El marqués Conrado y el Gran Maestre de los Templarios, que eran de estos últimos, se retiraron juntos a sus cuarteles, nada tranquilos y muy descontentos de los acontecimientos de aquel día.

—Siempre te dije —exclamó el Gran Maestre, con fría y sardónica expresión, peculiar en él— que Ricardo se escaparía de las débiles trampas que le has puesto, como un león pasaría por una telaraña. Ya vez que no tiene que hacer más que hablar, y su aliento agita a esos locos inconscientes tan fácilmente como el remolino del viento amontona las pajas esparcidas y las barre todas o las dispersa a su albedrío.

—Pero cuando ha pasado el viento —dijo Conrado— las pajas que él hizo bailar al son que quiso, vuelven a caer al suelo.

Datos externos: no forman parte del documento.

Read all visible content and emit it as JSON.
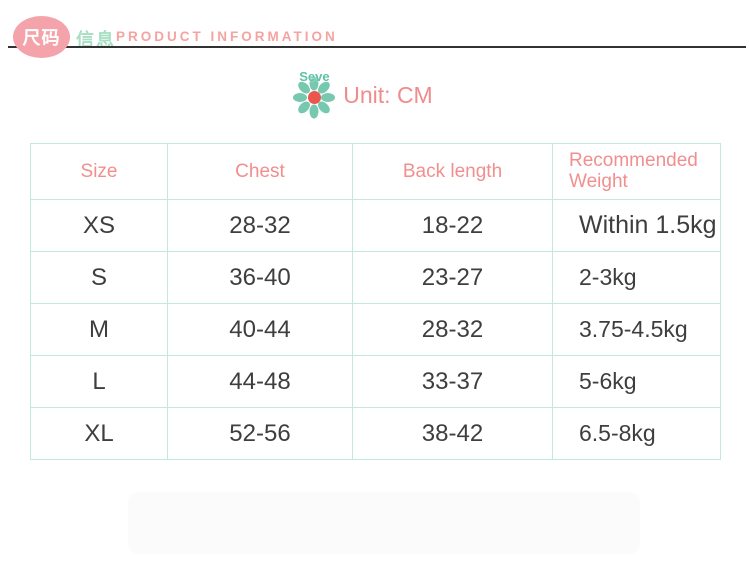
{
  "header": {
    "badge_text": "尺码",
    "subtitle_cn": "信息",
    "title_en": "PRODUCT INFORMATION"
  },
  "unit": {
    "label": "Unit: CM",
    "watermark_text": "Seve"
  },
  "colors": {
    "badge_pink": "#f5a3ab",
    "title_pink": "#f6a3a0",
    "mint_green": "#a6dfc4",
    "table_border": "#c2e9dc",
    "header_text_pink": "#f28e8e",
    "data_text": "#3e3e3e",
    "flower_petal": "#76c8af",
    "flower_center": "#e8584e",
    "rule_dark": "#323232"
  },
  "table": {
    "columns": [
      "Size",
      "Chest",
      "Back length",
      "Recommended Weight"
    ],
    "rows": [
      {
        "size": "XS",
        "chest": "28-32",
        "back_length": "18-22",
        "weight": "Within 1.5kg"
      },
      {
        "size": "S",
        "chest": "36-40",
        "back_length": "23-27",
        "weight": "2-3kg"
      },
      {
        "size": "M",
        "chest": "40-44",
        "back_length": "28-32",
        "weight": "3.75-4.5kg"
      },
      {
        "size": "L",
        "chest": "44-48",
        "back_length": "33-37",
        "weight": "5-6kg"
      },
      {
        "size": "XL",
        "chest": "52-56",
        "back_length": "38-42",
        "weight": "6.5-8kg"
      }
    ]
  }
}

—Pero no ves, por otra parte, dijo el templario, que si este nuevo propósito de conquista fuese abandonado y no se realizara, y si cada uno de esos poderosos príncipes se le dejara obrar según su pobre criterio puede inspirarles, Ricardo podría llegar a ser rey de Jerusalén mediante un pacto, y establecer con el sultán términos en el tratado en que acepte las condiciones que precisamente tú pensabas que le iban a exasperar.

—Por Mahoma y Termagante, porque los juramentos cristianos ya han pasado de moda —dijo Conrado—, ¿crees que el orgulloso rey de Inglaterra quería unir su sangre con un sultán infiel? Mi política ha consistido en mezclar este ingrediente en el tratado para hacérselo abominable. Tan perjudicial para nosotros sería que se convirtiera en señor nuestro mediante un tratado, como por una victoria.

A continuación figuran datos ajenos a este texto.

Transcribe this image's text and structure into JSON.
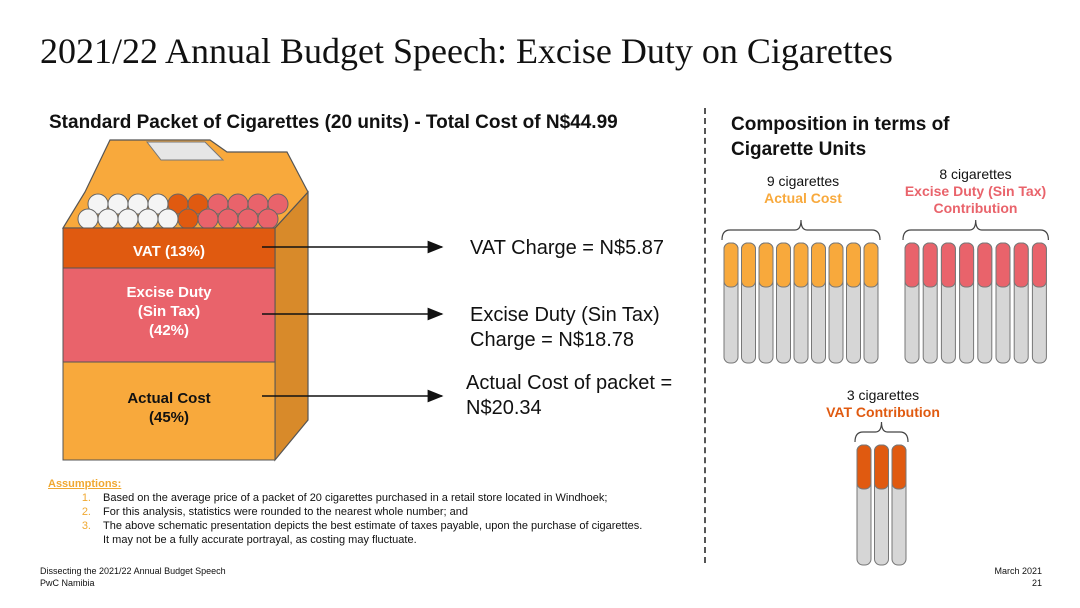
{
  "title": "2021/22 Annual Budget Speech: Excise Duty on Cigarettes",
  "left_heading": "Standard Packet of Cigarettes (20 units) - Total Cost of N$44.99",
  "right_heading": [
    "Composition in terms of",
    "Cigarette Units"
  ],
  "packet_segments": [
    {
      "label": [
        "VAT (13%)"
      ],
      "color": "#e05a10",
      "share": 13
    },
    {
      "label": [
        "Excise Duty",
        "(Sin Tax)",
        "(42%)"
      ],
      "color": "#e9636b",
      "share": 42
    },
    {
      "label": [
        "Actual Cost",
        "(45%)"
      ],
      "color": "#f8a93c",
      "share": 45
    }
  ],
  "charges": [
    [
      "VAT Charge = N$5.87"
    ],
    [
      "Excise Duty (Sin Tax)",
      "Charge = N$18.78"
    ],
    [
      "Actual Cost of packet =",
      "N$20.34"
    ]
  ],
  "groups": [
    {
      "count_label": "9 cigarettes",
      "name": [
        "Actual Cost"
      ],
      "count": 9,
      "color": "#f8a93c"
    },
    {
      "count_label": "8 cigarettes",
      "name": [
        "Excise Duty (Sin Tax)",
        "Contribution"
      ],
      "count": 8,
      "color": "#e9636b"
    },
    {
      "count_label": "3 cigarettes",
      "name": [
        "VAT Contribution"
      ],
      "count": 3,
      "color": "#e05a10"
    }
  ],
  "assumptions": {
    "heading": "Assumptions:",
    "items": [
      {
        "num": "1.",
        "lines": [
          "Based on the average price of a packet of 20 cigarettes purchased in a retail store located in Windhoek;"
        ]
      },
      {
        "num": "2.",
        "lines": [
          "For this analysis, statistics were rounded to the nearest whole number; and"
        ]
      },
      {
        "num": "3.",
        "lines": [
          "The above schematic presentation depicts the best estimate of taxes payable, upon the purchase of cigarettes.",
          "It may not be a fully accurate portrayal, as costing may fluctuate."
        ]
      }
    ]
  },
  "footer": {
    "left": [
      "Dissecting the 2021/22 Annual Budget Speech",
      "PwC Namibia"
    ],
    "date": "March 2021",
    "page": "21"
  }
}
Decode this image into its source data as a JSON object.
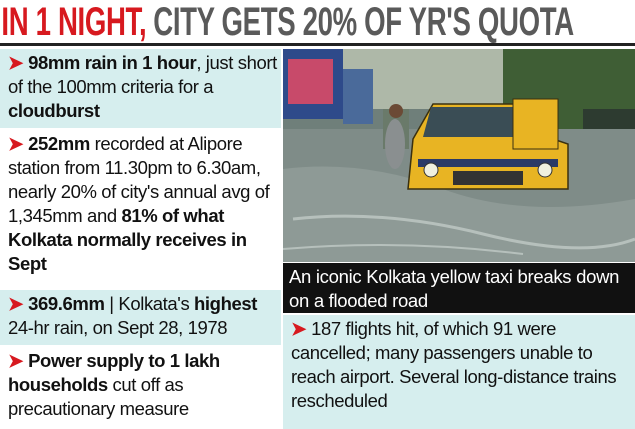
{
  "header": {
    "title_parts": [
      {
        "text": "IN 1 NIGHT,",
        "color": "#d7191f"
      },
      {
        "text": "CITY GETS 20% OF YR'S QUOTA",
        "color": "#5a5a5a"
      }
    ]
  },
  "left_items": [
    {
      "background": "#d6eeee",
      "parts": [
        {
          "text": "98mm rain in 1 hour",
          "bold": true
        },
        {
          "text": ", just short of the 100mm criteria for a ",
          "bold": false
        },
        {
          "text": "cloudburst",
          "bold": true
        }
      ]
    },
    {
      "background": "#ffffff",
      "parts": [
        {
          "text": "252mm",
          "bold": true
        },
        {
          "text": " recorded at Alipore station from 11.30pm to 6.30am, nearly 20% of city's annual avg of 1,345mm and ",
          "bold": false
        },
        {
          "text": "81% of what Kolkata normally receives in Sept",
          "bold": true
        }
      ]
    },
    {
      "background": "#d6eeee",
      "parts": [
        {
          "text": "369.6mm",
          "bold": true
        },
        {
          "text": " | Kolkata's ",
          "bold": false
        },
        {
          "text": "highest",
          "bold": true
        },
        {
          "text": " 24-hr rain, on Sept 28, 1978",
          "bold": false
        }
      ]
    },
    {
      "background": "#ffffff",
      "parts": [
        {
          "text": "Power supply to 1 lakh households",
          "bold": true
        },
        {
          "text": " cut off as precautionary measure",
          "bold": false
        }
      ]
    }
  ],
  "photo_caption": "An iconic Kolkata yellow taxi breaks down on a flooded road",
  "right_item": {
    "background": "#d6eeee",
    "parts": [
      {
        "text": "187 flights hit, of which 91 were cancelled; many passengers unable to reach airport. Several long-distance trains rescheduled",
        "bold": false
      }
    ]
  }
}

—Tu política ha calculado mal la digestión de Ricardo —contestó el templario—. Conozco su pensamiento por unas palabras que se le escaparon al arzobispo. Y tu gran golpe de la bandera no ha producido más perturbación que la de echar a perder un par de varas de seda bordada. Marqués Conrado, me parece que no estás en tus cabales; ya no confiaré en tus ardides, sino que probaré los míos propios. ¿Conoces a esa gente a quien los sarracenos llaman Charegitas?

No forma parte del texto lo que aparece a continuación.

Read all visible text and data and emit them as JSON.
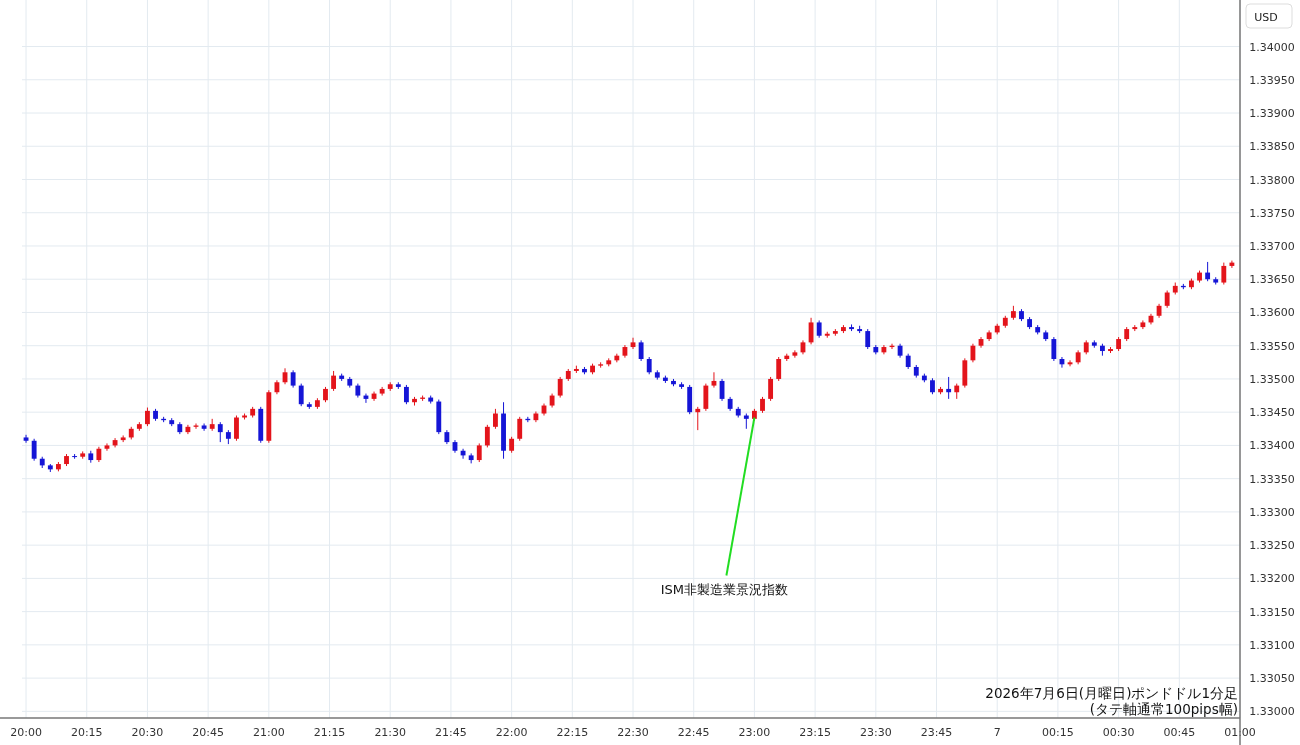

—Naturalmente —contestó el marqués—; son desesperados y fanáticos entusiastas, que consagran sus vidas al progreso de su religión; algo así como los templarios, salvo que a ellos no les contiene nada para lograr sus fines.

—No bromees —contestó el ceñudo monje—. Has de saber que uno de ellos ha incluido en su sangriento voto el nombre del emperador de aquella lejana isla, el cual debe ser sacrificado como principal enemigo de la fe musulmana.

—Un inteligente musulmán —dijo Conrado—. Que Mahoma le envíe al Paraíso en recompensa.

—Ha sido detenido en el campamento por uno de nuestros escuderos, y en un interrogatorio secreto ha confesado francamente su decidido e inflexible propósito —dijo el Gran Maestre.

—Que Dios perdone a los que han impedido la realización del propósito de ese inteligente charegita —contestó Conrado.

—Le tengo preso —añadió el templario—, y, como puedes suponer, le mantengo incomunicado de todos; pero a veces se escapa la gente de las cárceles…

—Las cadenas se han dejado abiertas y los cautivos han escapado —contestó el marqués—. Ya lo dice un antiguo aforismo: no hay prisión tan segura como el sepulcro.

—Cuando recupere la libertad, volverá a intentar poner en práctica su propósito —agregó el religioso militar—, porque esos perros lo llevan en su sangre; no perderá el rastro de la presa.

—No digas más —contestó el marqués—; ya veo tu política: es terrible, pero de urgente necesidad.

—Sólo te lo digo —dijo el templario— para que estés en guardia, porque el alboroto será terrible, y no se sabe contra quién volverán su rabia los ingleses. Existe otro peligro: mi paje sabe los proyectos de ese charegita —añadió—, y, además, es un obstinado e impertinente; quisiera deshacerme de él, porque dificulta mis movimientos pretendiendo ver con sus ojos y no con los míos. Pero nuestra santa Orden no me da poder para poner remedio a este inconveniente. O, calla…: el sarraceno puede encontrar una buena daga en su celda, y te aseguro que la hará servir para escaparse, lo cual realizará con toda seguridad cuando el paje vaya a llevarle la comida.

—Eso dará cierto color al asunto —dijo Conrado—; y, de todas maneras…

De todas maneras y pero —dijo el templario— son palabras para locos; los hombres cuerdos no vacilan ni hacen marcha atrás: deciden y ejecutan.